07 June 1941 - 11 July 1941
The Syrian Campaign is one of the least-known Australian operations of the Second World War. Between 7 June and 11 July 1941, Australian troops, principally from the 7th Division, fought as part of an Allied force in Syria and Lebanon against the Vichy French. Syria and Lebanon had been French protectorates since France was granted a League of Nations mandate over them in 1919, and a pro-German Vichy French administration had assumed control following the fall of France in June 1940.

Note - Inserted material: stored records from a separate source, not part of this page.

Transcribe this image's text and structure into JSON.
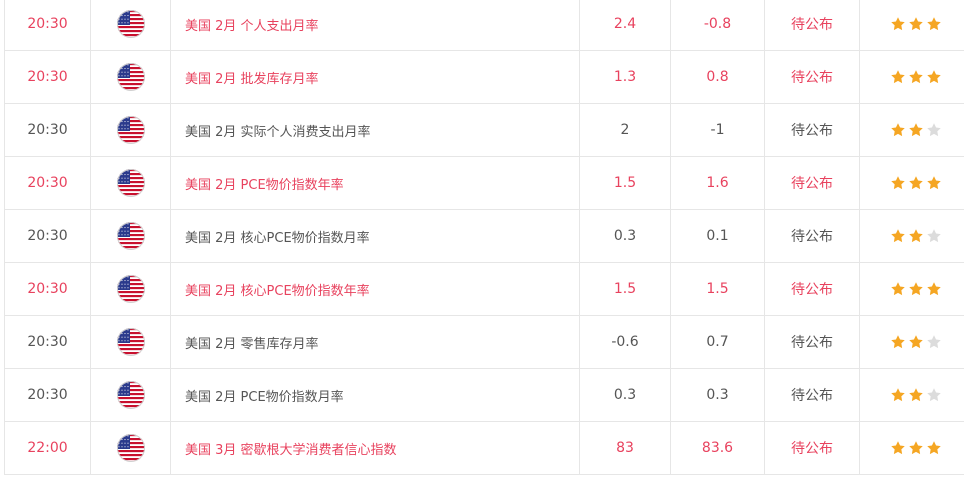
{
  "colors": {
    "highlight_text": "#e8425e",
    "normal_text": "#555555",
    "star_on": "#f5a623",
    "star_off": "#dcdcdc",
    "grid": "#e6e6e6"
  },
  "rows": [
    {
      "time": "20:30",
      "country_flag": "us-flag-icon",
      "event": "美国 2月 个人支出月率",
      "previous": "2.4",
      "forecast": "-0.8",
      "actual": "待公布",
      "importance": 3,
      "highlight": true
    },
    {
      "time": "20:30",
      "country_flag": "us-flag-icon",
      "event": "美国 2月 批发库存月率",
      "previous": "1.3",
      "forecast": "0.8",
      "actual": "待公布",
      "importance": 3,
      "highlight": true
    },
    {
      "time": "20:30",
      "country_flag": "us-flag-icon",
      "event": "美国 2月 实际个人消费支出月率",
      "previous": "2",
      "forecast": "-1",
      "actual": "待公布",
      "importance": 2,
      "highlight": false
    },
    {
      "time": "20:30",
      "country_flag": "us-flag-icon",
      "event": "美国 2月 PCE物价指数年率",
      "previous": "1.5",
      "forecast": "1.6",
      "actual": "待公布",
      "importance": 3,
      "highlight": true
    },
    {
      "time": "20:30",
      "country_flag": "us-flag-icon",
      "event": "美国 2月 核心PCE物价指数月率",
      "previous": "0.3",
      "forecast": "0.1",
      "actual": "待公布",
      "importance": 2,
      "highlight": false
    },
    {
      "time": "20:30",
      "country_flag": "us-flag-icon",
      "event": "美国 2月 核心PCE物价指数年率",
      "previous": "1.5",
      "forecast": "1.5",
      "actual": "待公布",
      "importance": 3,
      "highlight": true
    },
    {
      "time": "20:30",
      "country_flag": "us-flag-icon",
      "event": "美国 2月 零售库存月率",
      "previous": "-0.6",
      "forecast": "0.7",
      "actual": "待公布",
      "importance": 2,
      "highlight": false
    },
    {
      "time": "20:30",
      "country_flag": "us-flag-icon",
      "event": "美国 2月 PCE物价指数月率",
      "previous": "0.3",
      "forecast": "0.3",
      "actual": "待公布",
      "importance": 2,
      "highlight": false
    },
    {
      "time": "22:00",
      "country_flag": "us-flag-icon",
      "event": "美国 3月 密歇根大学消费者信心指数",
      "previous": "83",
      "forecast": "83.6",
      "actual": "待公布",
      "importance": 3,
      "highlight": true
    }
  ]
}
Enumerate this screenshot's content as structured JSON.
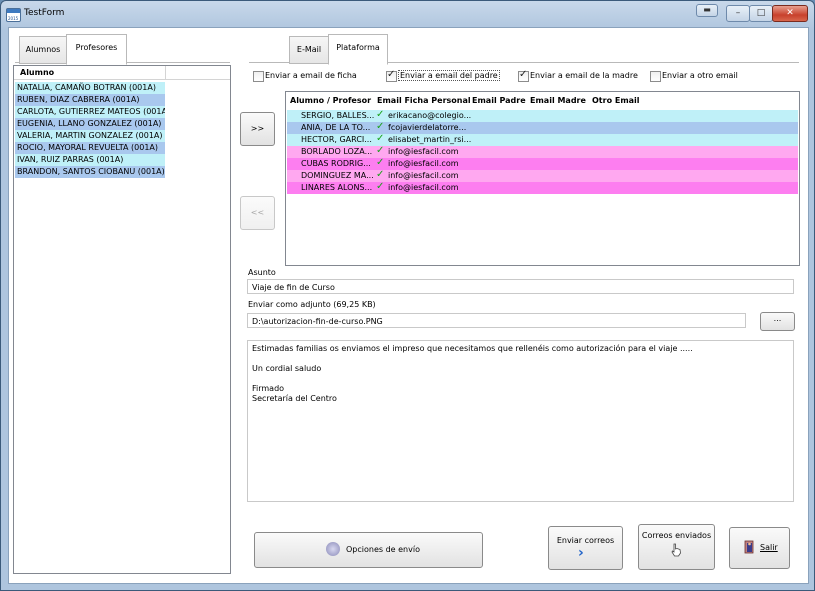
{
  "window": {
    "title": "TestForm",
    "icon_year": "2015",
    "controls": {
      "minimize": "–",
      "maximize": "□",
      "close": "✕",
      "restore": "▬"
    }
  },
  "left_tabs": [
    "Alumnos",
    "Profesores"
  ],
  "alumnos_grid": {
    "header": "Alumno",
    "rows": [
      {
        "name": "NATALIA, CAMAÑO BOTRAN (001A)",
        "color": "#bff0f8"
      },
      {
        "name": "RUBEN, DIAZ CABRERA (001A)",
        "color": "#a9c8ee"
      },
      {
        "name": "CARLOTA, GUTIERREZ MATEOS (001A)",
        "color": "#bff0f8"
      },
      {
        "name": "EUGENIA, LLANO GONZALEZ (001A)",
        "color": "#a9c8ee"
      },
      {
        "name": "VALERIA, MARTIN GONZALEZ (001A)",
        "color": "#bff0f8"
      },
      {
        "name": "ROCIO, MAYORAL REVUELTA (001A)",
        "color": "#a9c8ee"
      },
      {
        "name": "IVAN, RUIZ PARRAS (001A)",
        "color": "#bff0f8"
      },
      {
        "name": "BRANDON, SANTOS CIOBANU (001A)",
        "color": "#a9c8ee"
      }
    ]
  },
  "right_tabs": [
    "E-Mail",
    "Plataforma"
  ],
  "checkboxes": [
    {
      "label": "Enviar a email de ficha",
      "checked": false
    },
    {
      "label": "Enviar a email del padre",
      "checked": true
    },
    {
      "label": "Enviar a email de la madre",
      "checked": true
    },
    {
      "label": "Enviar a otro email",
      "checked": false
    }
  ],
  "move_right_label": ">>",
  "move_left_label": "<<",
  "dest_grid": {
    "columns": [
      "Alumno / Profesor",
      "Email Ficha Personal",
      "Email Padre",
      "Email Madre",
      "Otro Email"
    ],
    "rows": [
      {
        "name": "SERGIO, BALLES...",
        "email": "erikacano@colegio...",
        "color": "#bff0f8"
      },
      {
        "name": "ANIA, DE LA TO...",
        "email": "fcojavierdelatorre...",
        "color": "#a9c8ee"
      },
      {
        "name": "HECTOR, GARCI...",
        "email": "elisabet_martin_rsi...",
        "color": "#bff0f8"
      },
      {
        "name": "BORLADO LOZA...",
        "email": "info@iesfacil.com",
        "color": "#ffa8f0"
      },
      {
        "name": "CUBAS RODRIG...",
        "email": "info@iesfacil.com",
        "color": "#fd7ef0"
      },
      {
        "name": "DOMINGUEZ MA...",
        "email": "info@iesfacil.com",
        "color": "#ffa8f0"
      },
      {
        "name": "LINARES ALONS...",
        "email": "info@iesfacil.com",
        "color": "#fd7ef0"
      }
    ]
  },
  "asunto": {
    "label": "Asunto",
    "value": "Viaje de fin de Curso"
  },
  "adjunto": {
    "label": "Enviar como adjunto (69,25 KB)",
    "value": "D:\\autorizacion-fin-de-curso.PNG",
    "browse": "..."
  },
  "body_lines": [
    "Estimadas familias os enviamos el impreso que necesitamos que rellenéis como autorización para el viaje .....",
    "",
    "Un cordial saludo",
    "",
    "Firmado",
    "Secretaría del Centro"
  ],
  "buttons": {
    "opciones": "Opciones de envío",
    "enviar": "Enviar correos",
    "enviados": "Correos enviados",
    "salir": "Salir"
  }
}
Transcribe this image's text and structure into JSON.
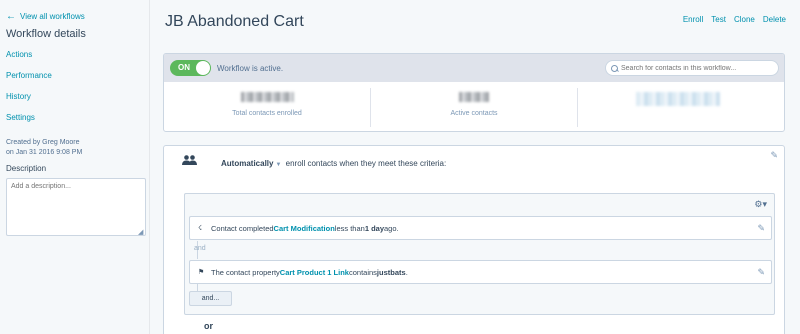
{
  "sidebar": {
    "back_link": "View all workflows",
    "title": "Workflow details",
    "links": [
      "Actions",
      "Performance",
      "History",
      "Settings"
    ],
    "created_by": "Created by Greg Moore",
    "created_on": "on Jan 31 2016 9:08 PM",
    "description_label": "Description",
    "description_placeholder": "Add a description..."
  },
  "header": {
    "title": "JB Abandoned Cart",
    "actions": [
      "Enroll",
      "Test",
      "Clone",
      "Delete"
    ]
  },
  "summary": {
    "toggle_label": "ON",
    "status": "Workflow is active.",
    "search_placeholder": "Search for contacts in this workflow...",
    "stats": [
      {
        "label": "Total contacts enrolled"
      },
      {
        "label": "Active contacts"
      },
      {
        "label": ""
      }
    ]
  },
  "criteria": {
    "mode": "Automatically",
    "mode_rest": "enroll contacts when they meet these criteria:",
    "filters": [
      {
        "pre": "Contact completed ",
        "highlight": "Cart Modification",
        "mid": " less than ",
        "bold": "1 day",
        "post": " ago.",
        "icon": "lightning-icon"
      },
      {
        "pre": "The contact property ",
        "highlight": "Cart Product 1 Link",
        "mid": " contains ",
        "bold": "justbats",
        "post": ".",
        "icon": "flag-icon"
      }
    ],
    "and_connector": "and",
    "and_button": "and...",
    "or_label": "or"
  }
}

The aim of the campaign was to occupy Syria and Lebanon to prevent the establishment of a German presence there that could threaten Britain's bases in Palestine and its broader strategic position in the eastern Mediterranean. German aircraft had already operated from Syrian airfields in April 1941 in support of a revolt against the British administration in Iraq. The campaign was timed to take advantage of the losses suffered by the German forces during their invasion of Crete. Unbeknown to the British Government, however, Germany had suspended any further operations in the eastern Mediterranean, in order to prepare for the invasion of the Soviet Union.
The plan developed by British General Henry Maitland Wilson, commanding the expedition, involved a three-pronged advance. The 21st Australian Brigade would advance north, from Palestine, along the Lebanese coast, with Beirut as its objective. The 25th Australian Brigade would head for Rayak, the site of a large airfield, along an inland route. Even farther to the east, the 5th Indian Brigade and a Free French Force would march on Damascus. Once these three objectives were attained, phase two of the operation - an advance on Tripoli, Homs, and Palmyra much further to the north - would commence. The Allied land forces were to be supported both by gun fire from naval vessels offshore and several air force squadrons, including the RAAF's 3 Squadron.
The invasion began on the night of 7 June, in the ill-informed hope that the Vichy French would offer only token resistance. This was not to be. The Vichy French resisted stoutly and skilfully along all three of the Allied routes of advance. On the coastal sector, fierce fighting occurred at the Litani River on 9 June; progress thereafter was slow but steady, with Sidon being occupied on 15 June. On the central route, Merdjayoun was captured on 11 June. Precipitous terrain, however, made a rapid advance a doubtful prospect, and on 12 June it was decided to transfer the bulk of the forces there to take part in the coastal advance, via a mountainside route that passed through Jezzine. The most rapid progress was made by the Indians and Free French towards Damascus.
On 14 June the Vichy forces launched a counterattack that struck at the lines of communication of both the 25th Brigade and the Indian and Free French force before Damascus. They recaptured the towns of Ezraa, Kuneitra and Merdjayoun, but by 18 June the situation had been restored, with all but Merdjayoun back in Allied hands. The Allied emphasis then switched to the capture of Damascus, which fell on 21 June. On that day a mixed force of British troops, including those of the Arab Legion, entered Syria from Iraq and advanced on Palmyra. The British attacked Palmrya on 25 June, but the Vichy forces kept the British at bay for nine days before surrendering.
After the capture of Damascus, the (mainly Australian) drive on Beirut became the Allied main effort. Pressure was maintained around Jezzine by the 25th Brigade, while the 21st, reinforced by the 17th Brigade from the 6th Division, drove north along the coast. The climactic battle of the campaign was fought to secure Damour between 5 and 9 July. There was little progress in the Western sectors. Attention was then concentrated on the Jezzine and coastal areas. British forces headed north to Beirut, with the Australians capturing Damour on 9 July. On 10 July, with the Australians within 10 kilometres of Beirut, the capital of Lebanon, the British 4th Cavalry Brigade closing on Homs, and the 10th Indian Division having advanced into northern Syria from Iraq, the Vichy French Commander, General Henry Dentz, sought an armistice. A ceasefire was arranged to begin at one minute after midnight on 12 July 1941; two days later, the armistice was signed at Acre.
Australian casualties during the fighting in Syria and Lebanon numbered 416 killed and 1,136 wounded. Approximately 1,000 Vichy French troops were killed throughout the theatre.